Las Coplas son un hermoso canto, de honda y serena emoción, de melancólicas lamentaciones, de perennes cualidades expresivas. Son, en suma, la más bella esquela mortuoria que existe.
Jorge Marinque se las dedica a su padre, don Rodrigo Manrique, bravo soldado y maestre de la Orden de Santiago, fallecido en noviembre de 1476. Dicho conjunto de estrofas, que en el fondo son una alabanza a su progenitor, aparecen entreveradas con reflexiones filosóficas, contempladas, eso sí, a través de la luz de la religión. Los principales tópicos literarios que trata Manrique en esta obra de apenas medio millar de versos son la muerte inevitable y su uniformidad, la vanidad de las cosas de este mundo y su fugacidad, la fama, la fortuna, la vida, la importancia de vivir rectamente y la fe.
En el comienzo, antes de imitar a los clásicos invocando a las musas, el caballero castellano se lamenta acerca de la fugacidad de la vida con unos versos inmortales: «cómo se pasa la vida, cómo se viene la muerte tan callando». Es muy hermosa sin duda la identificación que hace el poeta entre nuestras vidas y «los ríos que van a dar en la mar, que es el morir». Con todo, la caducidad de esta vida y las vanidades y rigores de este mundo son sobrellevados bajo el paraguas de la fe y la esperanza cristianas. Para el ilustre poeta no hay duda de que «este mundo es el camino para el otro, que es morada sin pesar; mas cumple tener buen tino para andar estar jornada sin errar». Por ese motivo, Manrique no invoca al inicio a unas musas extrañas, sino al mismo Cristo: «Aquél sólo invoco yo de verdad, que en este mundo viviendo, el mundo no conoció su deidad».

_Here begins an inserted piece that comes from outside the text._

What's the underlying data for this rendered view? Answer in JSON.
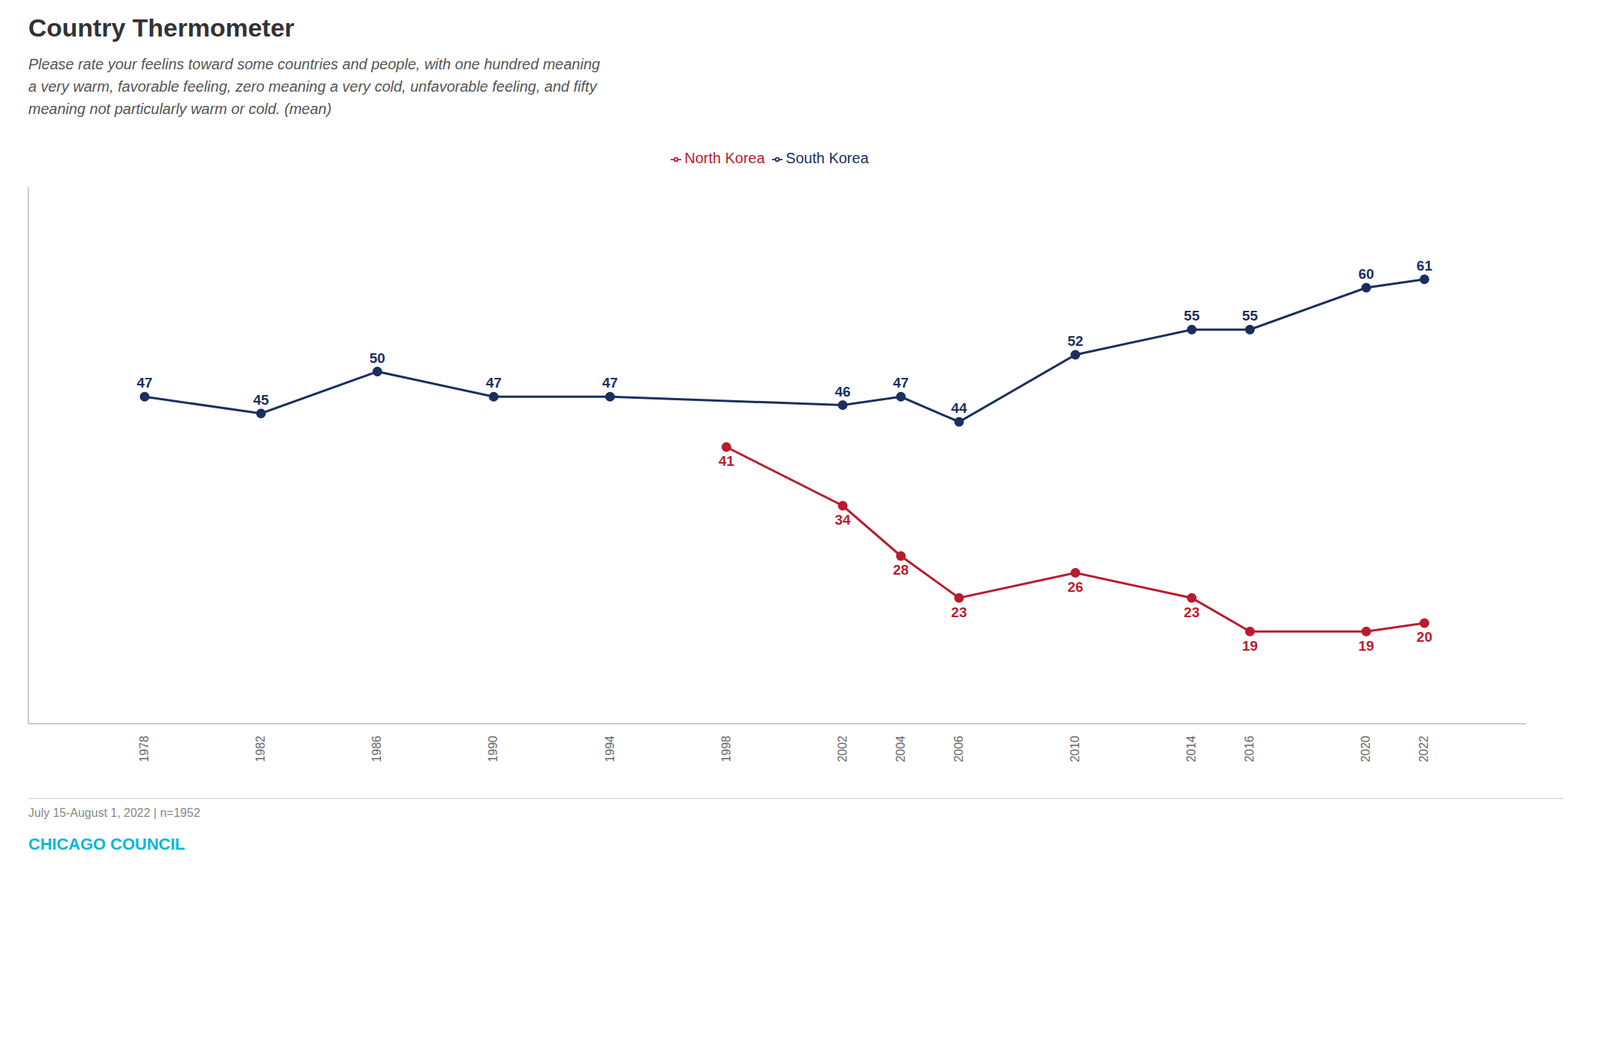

Esta visión trascendente empapa las Coplas de principio a fin, y hace pasar a don Rodrigo a la posteridad no sólo como un hombre de armas eminente, comparado con ilustres personajes históricos como Julio César, Aníbal, Trajano o Constantino, sino como un cristiano virtuoso y ejemplar. El cual, al dejar «el mundo engañoso y su halago», entra en la otra vida asegurando que «mi voluntad está conforme con la divina para todo».
Jorge Manrique es un caballero castellano de mediados del siglo XV, que en la España de entonces es un tiempo a caballo entre la Edad Media y el Renacimiento. Vive apenas 39 años; los años de Juan II, Enrique IV, Álvaro de Luna y la primera década de matrimonio de los Reyes Católicos. Hombre versado y culto, y soldado osado y diestro, lucha contra los señores levantiscos y contra los aguerridos moros, y compone versos de amor y elegías eternas. De manera indirecta es alabado más tarde por Cervantes en su famoso discurso de las armas y las letras, al fundirse en Manrique estos dos atributos. Y aunque no sea realmente su imagen, la mirífica estatua sedente del Doncel de Sigüenza nos recuerda al gran poeta y a su inmortal homenaje paterno.
Hoy día se discute el lugar de su nacimiento. Tradicionalmente se creía que Jorge Manrique había nacido en Paredes de Nava (Palencia), en 1440, pero hay razones para creer que lo hizo en Segura de la Sierra (Jaén). Sea como fuere, murió de las heridas que le infligieron durante el asedio al castillo de Garcimuñoz (Cuenca), entregando su espíritu en la actual Santa María del Campo Rus, en 1479. Sus restos mortales reposan, junto a los de su querido padre, en la iglesia del histórico Monasterio de Uclés.
Cualquiera de estos lugares empapados de historia nos parecen ideales para releer los 480 versos de la elegía poética más hermosa que existe. Y para ejercitarse serenamente, como los verdaderos filósofos ―entre los cuales, por cierto, hay que contar también a Jorge Manrique―, para la muerte; más allá de la cual está para los cristianos, en efecto, «el vivir que es perdurable».